Lactation Consultants Help Set Up Mom, Baby for Success

By Amy Widner

Three on the team are Suzie Branton, Denise Gill and Linda Pabin, all registered nurses (Branton and Gill with a Bachelor’s of Science in Nursing) trained as International Board Certified Lactation Consultants. The trio have been at UAMS for a combined 38 years and have helped thousands of moms.

“I chose to be a lactation consultant after I had been a postpartum nurse for five years,” said Branton. “I wanted to be able to help (moms), support them and be their advocate. Lactation is a field that never gets old because it overlaps with almost every discipline out there: biology, microbiology, chemistry, economics, public health. I could go on. Every day we are learning more and more about the benefits of breastfeeding for both moms and babies.”

Branton

Branton’s belly beads show new moms how large their newborn’s stomach is.

The Centers for Disease Control and Prevention (CDC) has anchored its obesity reduction strategy in breastfeeding, along with healthy nutrition and physical activity. According to the CDC, 60% of moms do not breastfeed as long as they intend to. In Arkansas, only 43% hit the six-month mark, which is the time span the CDC recommends for exclusive breastfeeding.

Branton said she believes moms will be set up for success if they’re equipped with knowledge and have someone there to guide them through the rough spots. When asked how long a new mom should try to breastfeed, her response was not cookie cutter.

“That is an individual choice, and with the right amount of guidance and education, she might not have to ‘try.’ ‘Try’ might be the wrong word.  What we find is that the more knowledge and support a couple has going in, the better prepared and ultimately more successful they will be. Our job is to support, advocate, educate, facilitate and create a plan of care that is based on the family’s needs. It’s an individual threshold. We are not in their shoes. We give them the information and support they need in order to make that choice,” Branton said.

Moms may abandon breastfeeding early because of problems with milk production and proper latching, lack of family support, unsupportive work policies and lack of parental leave and unsupportive hospital practices and policies. UAMS saw the importance of breastfeeding and worked with the lactation consultants to be designated a “baby friendly hospital” for its policies that encouraging new mothers to breastfeed. The World Health Organization (WHO) and the United Nations Children’s Fund (UNICEF) launched the Baby-Friendly Hospital Initiative in 1991 to give mothers the information, confidence and skills needed to breastfeed successfully. UAMS also works with the CDC on its State Physical Activity and Nutrition grant, which focuses on training family physicians to promote breastfeeding to their patients.

Gill said there is nothing better than watching a new mother blossom and feel empowered to feed and care for her baby.

“We love the education piece,” Gill said. “We are in a role where we can really spend time with these families. There is a lot of counseling involved, as well as critical thinking that keeps us on our toes. It’s a lot to learn.”

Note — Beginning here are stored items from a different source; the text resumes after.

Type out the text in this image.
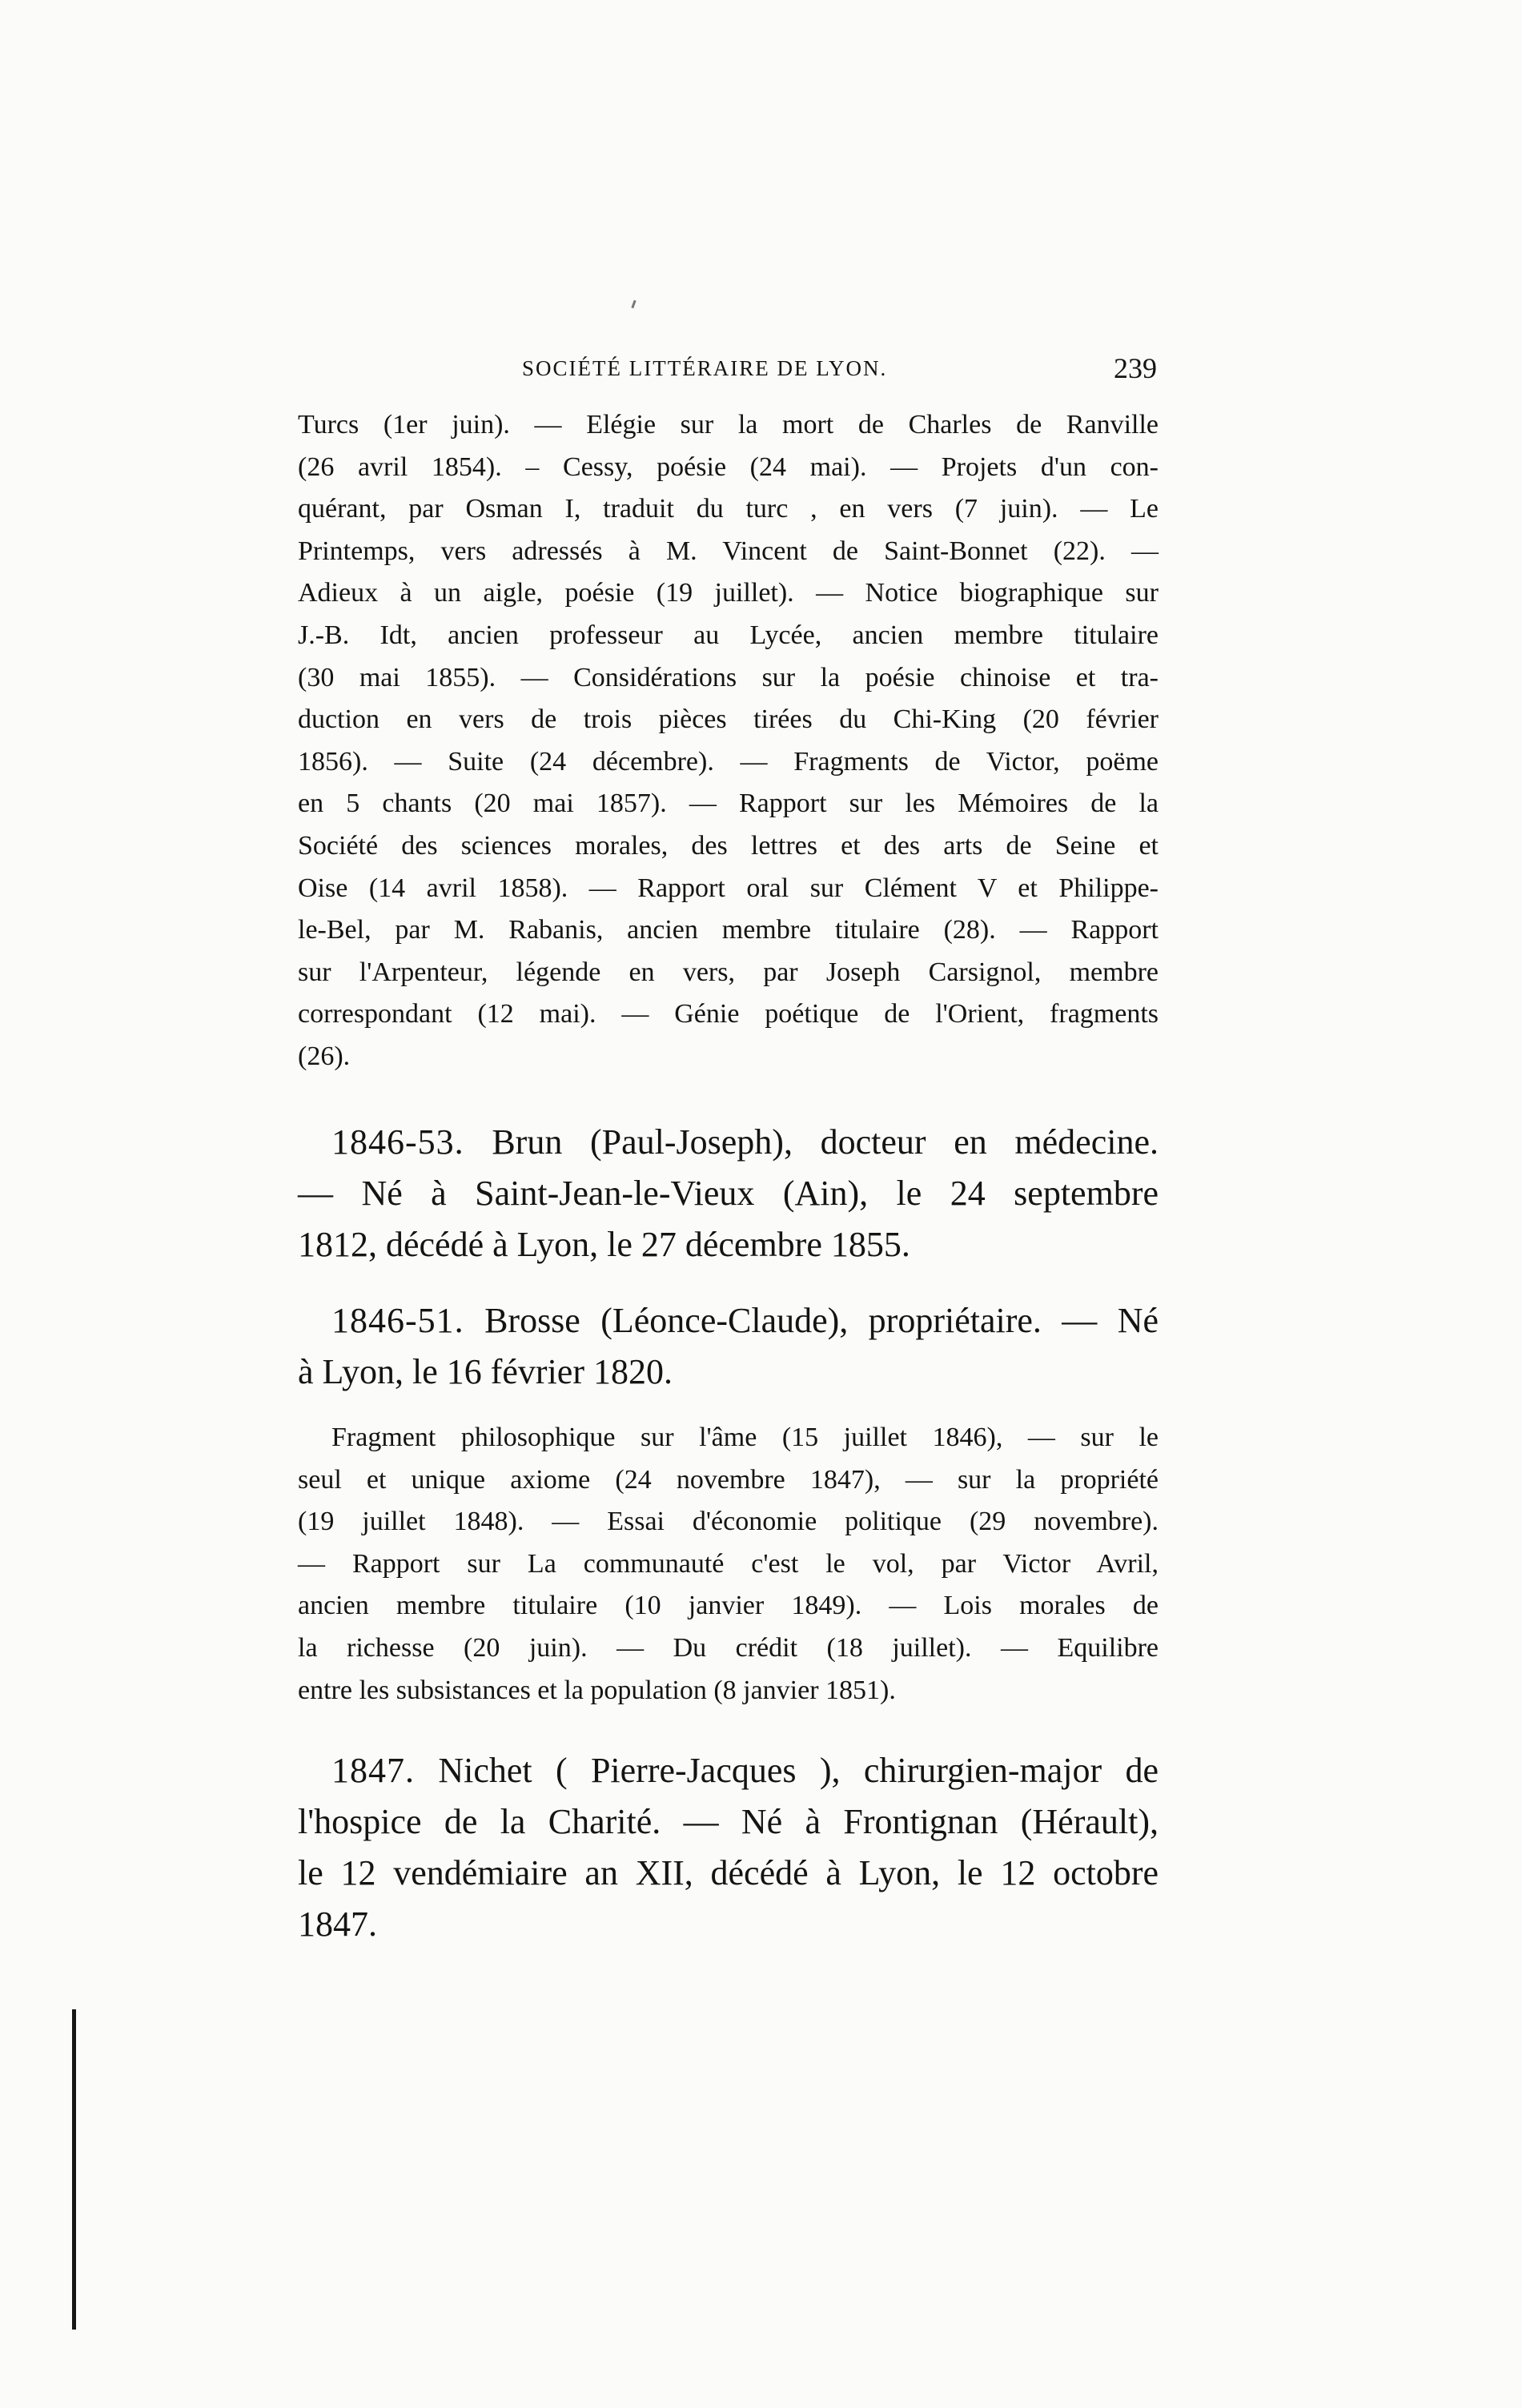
SOCIÉTÉ LITTÉRAIRE DE LYON.	239
Turcs (1er juin). — Elégie sur la mort de Charles de Ranville
(26 avril 1854). – Cessy, poésie (24 mai). — Projets d'un con-
quérant, par Osman I, traduit du turc , en vers (7 juin). — Le
Printemps, vers adressés à M. Vincent de Saint-Bonnet (22). —
Adieux à un aigle, poésie (19 juillet). — Notice biographique sur
J.-B. Idt, ancien professeur au Lycée, ancien membre titulaire
(30 mai 1855). — Considérations sur la poésie chinoise et tra-
duction en vers de trois pièces tirées du Chi-King (20 février
1856). — Suite (24 décembre). — Fragments de Victor, poëme
en 5 chants (20 mai 1857). — Rapport sur les Mémoires de la
Société des sciences morales, des lettres et des arts de Seine et
Oise (14 avril 1858). — Rapport oral sur Clément V et Philippe-
le-Bel, par M. Rabanis, ancien membre titulaire (28). — Rapport
sur l'Arpenteur, légende en vers, par Joseph Carsignol, membre
correspondant (12 mai). — Génie poétique de l'Orient, fragments
(26).
1846-53. Brun (Paul-Joseph), docteur en médecine.
— Né à Saint-Jean-le-Vieux (Ain), le 24 septembre
1812, décédé à Lyon, le 27 décembre 1855.
1846-51. Brosse (Léonce-Claude), propriétaire. — Né
à Lyon, le 16 février 1820.
Fragment philosophique sur l'âme (15 juillet 1846), — sur le
seul et unique axiome (24 novembre 1847), — sur la propriété
(19 juillet 1848). — Essai d'économie politique (29 novembre).
— Rapport sur La communauté c'est le vol, par Victor Avril,
ancien membre titulaire (10 janvier 1849). — Lois morales de
la richesse (20 juin). — Du crédit (18 juillet). — Equilibre
entre les subsistances et la population (8 janvier 1851).
1847. Nichet ( Pierre-Jacques ), chirurgien-major de
l'hospice de la Charité. — Né à Frontignan (Hérault),
le 12 vendémiaire an XII, décédé à Lyon, le 12 octobre
1847.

One of the misconceptions new moms have is that a baby needs more breastmilk than is necessary, which is why all the lactation consultants wear a string of wooden colored beads on their name tags.

Branton elbow bump with other staffer

Branton celebrates with a fellow nurse after hearing one of their babies gained 1% of its body weight.

“The belly beads are a teaching tool — a strong visual aid that represents the size of a newborn’s stomach on day of life one and three. One of the most common worries is, ‘Is my baby getting enough?’ and this helps to understand how much their baby needs in the early days,” said Branton.

The lactation consultant team recently has broadened its reach beyond UAMS. Melissa Zielinski, a clinical psychologist in the UAMS Department of Psychiatry, began a program called Growing Together where she and the lactation consultants help incarcerated women at the J. Aaron Hawkins Sr. Center in Wrightsville who are pre- or post-partum and want to breastfeed their infants.

Gill said, “Why should these babies, who already have barriers, be excluded from the benefits of their mother’s milk?  It also helps mothers feel connected to their babies while separated, and some research suggests it cuts down on recidivism, so everyone wins.”